P<foo> myfoo=P<foo>::Alloc(); // P<foo> is really a 32 bit index just like before.

myfoo->x=100;myfoo->y=200; // the overloaded -> operator does the bigalloc+index thing for us

The indices in my case assume an 8 byte stride, ie all allocations happen on 8 byte boundaries (that’s why bigblock is a u64*), so you can address 4*8=32 gigs with 32 bit indices. For an in-memory database (my use case, as it happens), that’s plenty. I don’t want it swapping anyway, and 32 gig machines are reasonable these days. The compiler seems to do the right thing and generate quite efficient code (eg it keeps bigblock in a register (ecx), puts indices in say edx and does things like mov [ecx+edx*8+4],200)

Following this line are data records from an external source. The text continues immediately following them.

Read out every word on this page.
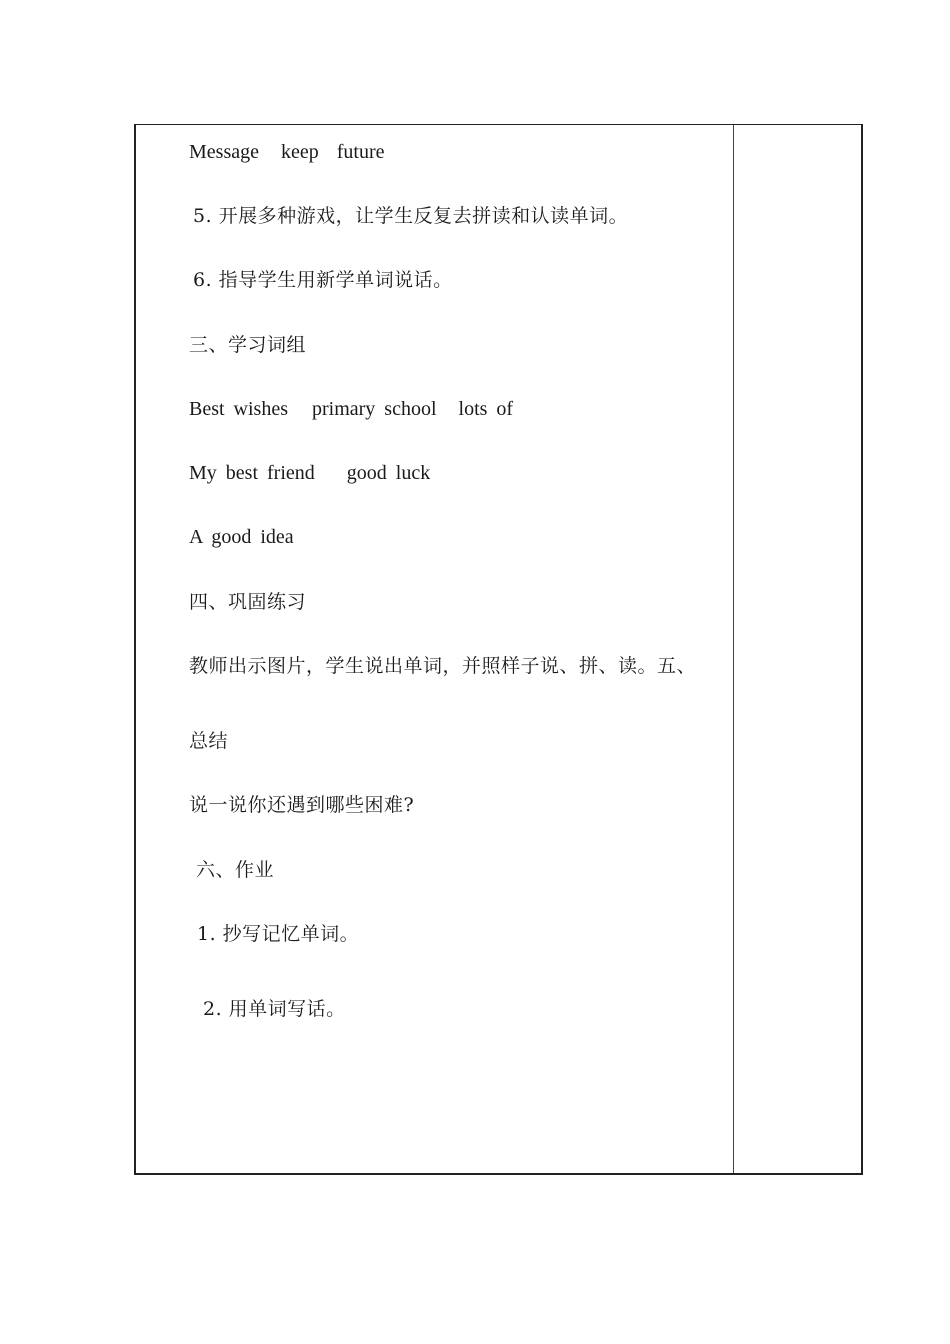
Message keep future
5. 开展多种游戏，让学生反复去拼读和认读单词。
6. 指导学生用新学单词说话。
三、学习词组
Best wishes primary school lots of
My best friend good luck
A good idea
四、巩固练习
教师出示图片，学生说出单词，并照样子说、拼、读。五、
总结
说一说你还遇到哪些困难?
六、作业
1. 抄写记忆单词。
2. 用单词写话。
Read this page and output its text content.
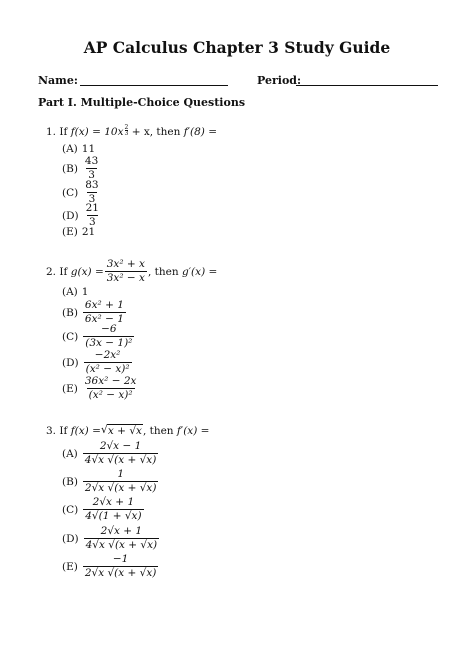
AP Calculus Chapter 3 Study Guide
Name:	Period:
Part I. Multiple-Choice Questions
1. If $f(x) = 10x \frac{2}{3} + x$, then f′(8) =
(A) 11
$(B) \frac{43}{3}$
$(C) \frac{83}{3}$
$(D) \frac{21}{3}$
(E) 21
2.
If
$g(x) = \frac{\text{3x² + x}}{\text{3x² − x}}$ , then
g′(x) =
(A) 1
$(B) \frac{\text{6x² + 1}}{\text{6x² − 1}}$
$(C) \frac{-6}{\text{(3x − 1)²}}$
$(D) \frac{\text{−2x²}}{\text{(x² − x)²}}$
$(E) \frac{\text{36x² − 2x}}{\text{(x² − x)²}}$
3.
If
f(x) = √ x + √x , then
f′(x) =
$(A) \frac{2√x - 1}{4√x √(x + √x)}$
$(B) \frac{1}{2√x √(x + √x)}$
$(C) \frac{2√x + 1}{4√(1 + √x)}$
$(D) \frac{2√x + 1}{4√x √(x + √x)}$
$(E) \frac{-1}{2√x √(x + √x)}$
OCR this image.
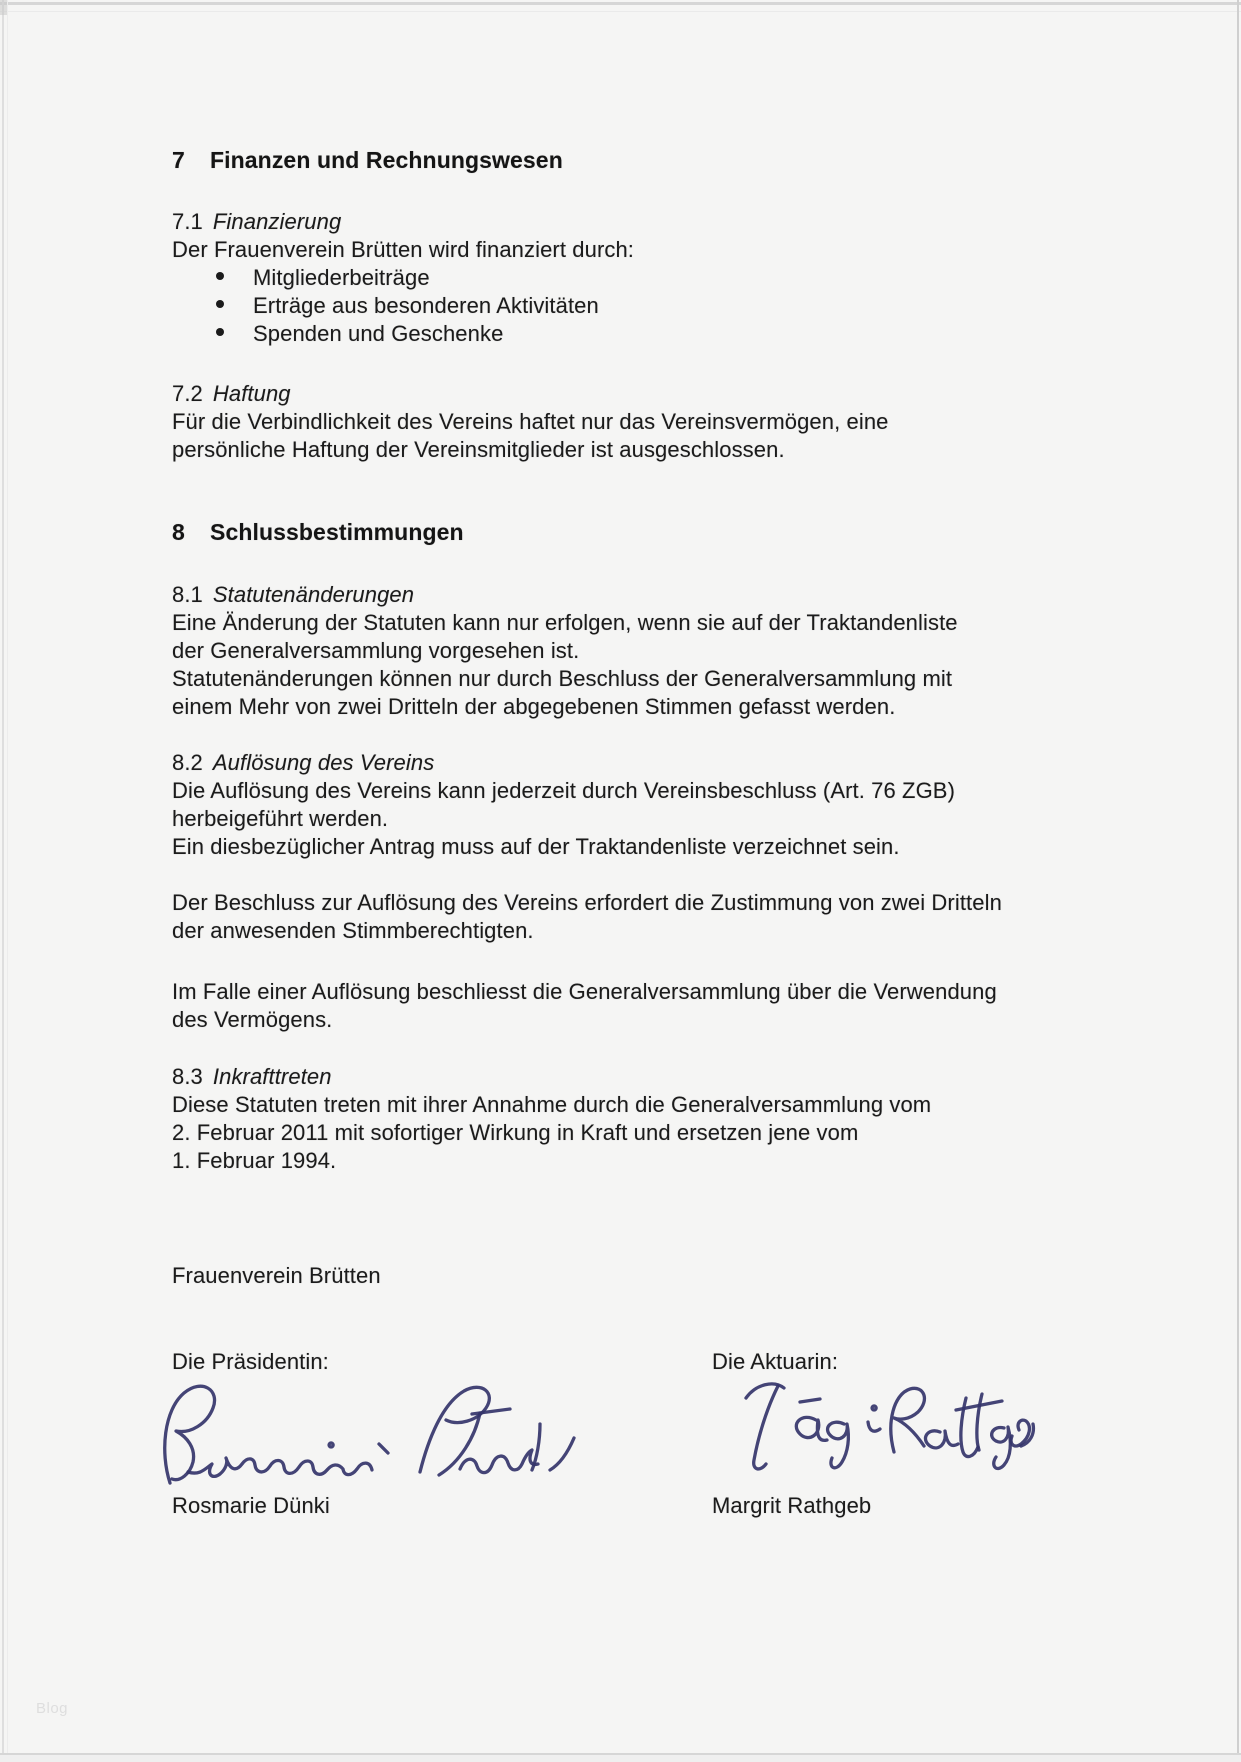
7 Finanzen und Rechnungswesen
7.1 Finanzierung
Der Frauenverein Brütten wird finanziert durch:
Mitgliederbeiträge
Erträge aus besonderen Aktivitäten
Spenden und Geschenke
7.2 Haftung
Für die Verbindlichkeit des Vereins haftet nur das Vereinsvermögen, eine
persönliche Haftung der Vereinsmitglieder ist ausgeschlossen.
8 Schlussbestimmungen
8.1 Statutenänderungen
Eine Änderung der Statuten kann nur erfolgen, wenn sie auf der Traktandenliste
der Generalversammlung vorgesehen ist.
Statutenänderungen können nur durch Beschluss der Generalversammlung mit
einem Mehr von zwei Dritteln der abgegebenen Stimmen gefasst werden.
8.2 Auflösung des Vereins
Die Auflösung des Vereins kann jederzeit durch Vereinsbeschluss (Art. 76 ZGB)
herbeigeführt werden.
Ein diesbezüglicher Antrag muss auf der Traktandenliste verzeichnet sein.
Der Beschluss zur Auflösung des Vereins erfordert die Zustimmung von zwei Dritteln
der anwesenden Stimmberechtigten.
Im Falle einer Auflösung beschliesst die Generalversammlung über die Verwendung
des Vermögens.
8.3 Inkrafttreten
Diese Statuten treten mit ihrer Annahme durch die Generalversammlung vom
2. Februar 2011 mit sofortiger Wirkung in Kraft und ersetzen jene vom
1. Februar 1994.
Frauenverein Brütten
Die Präsidentin:	Die Aktuarin:
Rosmarie Dünki	Margrit Rathgeb
Blog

another cute side benefit is that all the pointers in your system, now that they’re indices from a base address, are sort of ‘position independent’… you can mmap() or fwrite() the entire bigblock to and from disk, and next time you boot, it doesn’t matter if the base address moves, it all just works. no need for pointer fixups or anything like that.  win!

kinda makes 64 bit linux/windows feel a bit more like a nice embedded system with a predictable memory map and nice small 4 byte pointers. lovely!